By the late 1980s, Nosair was in regular telephone contact with Rahman, and by 1990, Nosair and Abuhalima had helped clear the way for the Blind Sheik to immigrate to the United States. It remains a source of some controversy that the sheik was granted a visa first a tourist visa and later a green card despite the fact that his name appeared on a State Department watch list of known terrorists, leading some observers to suspect that either there had been a massive bureaucratic snafu at the U.S. Embassy in Cairo, or that the U.S. government had given him a free pass in exchange for his unflinching support of the guerilla fighters in Afghanistan.

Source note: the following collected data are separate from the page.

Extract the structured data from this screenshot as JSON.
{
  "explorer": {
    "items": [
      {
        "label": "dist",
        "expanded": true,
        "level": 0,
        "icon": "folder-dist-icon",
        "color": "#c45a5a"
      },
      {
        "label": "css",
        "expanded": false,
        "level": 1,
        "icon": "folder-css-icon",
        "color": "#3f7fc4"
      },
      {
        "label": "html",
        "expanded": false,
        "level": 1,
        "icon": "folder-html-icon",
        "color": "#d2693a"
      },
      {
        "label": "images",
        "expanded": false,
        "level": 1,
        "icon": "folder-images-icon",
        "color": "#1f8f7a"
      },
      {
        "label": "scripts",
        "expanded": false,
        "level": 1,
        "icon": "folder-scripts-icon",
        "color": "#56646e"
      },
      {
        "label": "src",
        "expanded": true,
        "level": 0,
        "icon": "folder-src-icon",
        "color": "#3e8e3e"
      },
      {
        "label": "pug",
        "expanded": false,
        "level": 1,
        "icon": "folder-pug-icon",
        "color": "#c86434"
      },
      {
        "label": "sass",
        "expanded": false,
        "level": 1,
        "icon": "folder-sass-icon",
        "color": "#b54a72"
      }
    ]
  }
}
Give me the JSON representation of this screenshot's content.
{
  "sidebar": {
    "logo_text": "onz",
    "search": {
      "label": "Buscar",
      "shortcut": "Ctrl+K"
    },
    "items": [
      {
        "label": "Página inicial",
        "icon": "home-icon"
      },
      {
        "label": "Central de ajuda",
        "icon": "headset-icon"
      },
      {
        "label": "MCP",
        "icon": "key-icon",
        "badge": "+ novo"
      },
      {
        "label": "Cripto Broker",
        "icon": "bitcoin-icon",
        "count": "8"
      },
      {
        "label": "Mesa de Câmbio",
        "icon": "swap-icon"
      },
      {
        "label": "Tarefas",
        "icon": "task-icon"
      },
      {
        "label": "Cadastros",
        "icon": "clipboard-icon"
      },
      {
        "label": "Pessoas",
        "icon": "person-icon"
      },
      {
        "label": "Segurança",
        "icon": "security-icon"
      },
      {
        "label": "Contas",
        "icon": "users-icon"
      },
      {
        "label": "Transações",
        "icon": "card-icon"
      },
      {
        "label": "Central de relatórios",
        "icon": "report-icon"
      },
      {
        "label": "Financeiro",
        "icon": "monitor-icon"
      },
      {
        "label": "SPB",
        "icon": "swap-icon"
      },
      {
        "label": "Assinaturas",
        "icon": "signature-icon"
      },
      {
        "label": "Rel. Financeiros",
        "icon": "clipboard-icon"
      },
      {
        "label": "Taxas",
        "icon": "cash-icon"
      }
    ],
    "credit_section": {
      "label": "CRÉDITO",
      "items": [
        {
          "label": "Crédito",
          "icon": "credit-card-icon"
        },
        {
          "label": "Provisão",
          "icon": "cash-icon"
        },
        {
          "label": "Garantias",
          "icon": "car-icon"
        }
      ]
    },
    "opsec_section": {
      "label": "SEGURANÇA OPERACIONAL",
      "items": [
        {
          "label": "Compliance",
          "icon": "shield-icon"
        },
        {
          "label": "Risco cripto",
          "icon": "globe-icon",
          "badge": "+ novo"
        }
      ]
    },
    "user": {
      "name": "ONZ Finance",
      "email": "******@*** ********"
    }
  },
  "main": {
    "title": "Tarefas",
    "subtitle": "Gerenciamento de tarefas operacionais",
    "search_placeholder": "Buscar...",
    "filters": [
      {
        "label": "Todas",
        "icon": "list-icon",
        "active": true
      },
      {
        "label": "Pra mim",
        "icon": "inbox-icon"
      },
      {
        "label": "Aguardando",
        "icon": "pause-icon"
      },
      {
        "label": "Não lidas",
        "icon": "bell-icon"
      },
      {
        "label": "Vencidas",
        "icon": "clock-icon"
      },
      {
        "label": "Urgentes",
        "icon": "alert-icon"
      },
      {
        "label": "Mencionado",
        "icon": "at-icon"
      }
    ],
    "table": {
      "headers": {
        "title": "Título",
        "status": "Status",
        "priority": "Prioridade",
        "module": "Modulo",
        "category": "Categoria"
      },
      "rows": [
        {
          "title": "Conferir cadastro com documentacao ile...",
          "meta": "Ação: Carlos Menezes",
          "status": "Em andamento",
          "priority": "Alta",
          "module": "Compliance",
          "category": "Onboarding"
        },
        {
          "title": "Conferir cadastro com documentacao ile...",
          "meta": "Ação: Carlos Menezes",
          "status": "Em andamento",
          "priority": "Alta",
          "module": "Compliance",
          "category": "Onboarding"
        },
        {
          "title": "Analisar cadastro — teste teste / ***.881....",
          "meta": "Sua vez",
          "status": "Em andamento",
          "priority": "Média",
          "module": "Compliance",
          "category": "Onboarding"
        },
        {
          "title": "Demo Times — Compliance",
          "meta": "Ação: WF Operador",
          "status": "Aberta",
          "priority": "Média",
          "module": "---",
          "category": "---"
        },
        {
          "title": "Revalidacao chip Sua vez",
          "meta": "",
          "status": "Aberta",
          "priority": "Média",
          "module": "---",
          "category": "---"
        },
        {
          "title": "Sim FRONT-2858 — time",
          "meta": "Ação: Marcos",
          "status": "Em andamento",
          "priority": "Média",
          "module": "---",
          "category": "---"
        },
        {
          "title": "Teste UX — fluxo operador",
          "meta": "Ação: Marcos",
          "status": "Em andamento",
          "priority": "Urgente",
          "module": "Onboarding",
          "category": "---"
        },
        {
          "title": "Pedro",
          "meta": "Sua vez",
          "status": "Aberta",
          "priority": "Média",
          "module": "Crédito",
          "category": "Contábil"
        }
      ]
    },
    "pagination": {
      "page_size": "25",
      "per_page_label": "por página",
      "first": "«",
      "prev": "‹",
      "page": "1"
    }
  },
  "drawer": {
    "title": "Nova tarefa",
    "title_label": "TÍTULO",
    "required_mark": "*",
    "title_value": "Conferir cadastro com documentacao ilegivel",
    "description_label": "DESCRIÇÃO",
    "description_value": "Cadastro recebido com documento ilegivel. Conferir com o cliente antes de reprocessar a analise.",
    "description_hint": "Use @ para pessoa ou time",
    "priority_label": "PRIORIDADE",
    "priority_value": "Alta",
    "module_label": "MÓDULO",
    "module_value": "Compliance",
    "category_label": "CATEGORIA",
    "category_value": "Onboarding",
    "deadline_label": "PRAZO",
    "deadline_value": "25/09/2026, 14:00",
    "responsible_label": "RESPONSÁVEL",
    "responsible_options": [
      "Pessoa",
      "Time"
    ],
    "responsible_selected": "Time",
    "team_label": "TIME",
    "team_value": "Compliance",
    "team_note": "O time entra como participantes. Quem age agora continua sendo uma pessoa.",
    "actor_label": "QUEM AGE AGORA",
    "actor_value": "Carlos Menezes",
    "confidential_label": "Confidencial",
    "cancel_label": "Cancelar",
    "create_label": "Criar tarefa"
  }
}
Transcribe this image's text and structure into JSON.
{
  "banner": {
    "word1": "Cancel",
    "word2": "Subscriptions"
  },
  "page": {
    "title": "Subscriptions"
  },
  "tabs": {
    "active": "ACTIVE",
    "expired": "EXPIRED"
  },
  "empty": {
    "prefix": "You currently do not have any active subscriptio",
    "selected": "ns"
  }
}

Also with the help of his followers, the Blind Sheik found sanctuary first at the El Farouq mosque in Brooklyn and later at a Jersey City mosque, Masjid Al Salaam, a second-floor loft in Kennedy Square, a few miles from Nosairs home and directly across Kennedy Boulevard from the offices of the federal Immigration and Naturalization Service.

Though the sheik was a known radical, and though government officials did keep tabs on him, he was hardly perceived to be as serious a threat as other agitators, authorities would later say. Kahane, for example, was considered far more dangerous.

To Nosair, the diminutive gray-haired man with the dark sunglasses and the scholarly white beard was more than just a preacher. He was, Nosair would later say, my prince.

A few days before the Kahane shooting, according to a report published years later in the Village Voice, an FBI informant spotted Nosair and the Blind Sheik huddled together at a Lebanese restaurant in Brooklyn. The two were deeply engrossed in conversation.

Perhaps, authorities would later surmise, they were putting the finishing touches on what was to become the first significant act of international terrorism on United States soil.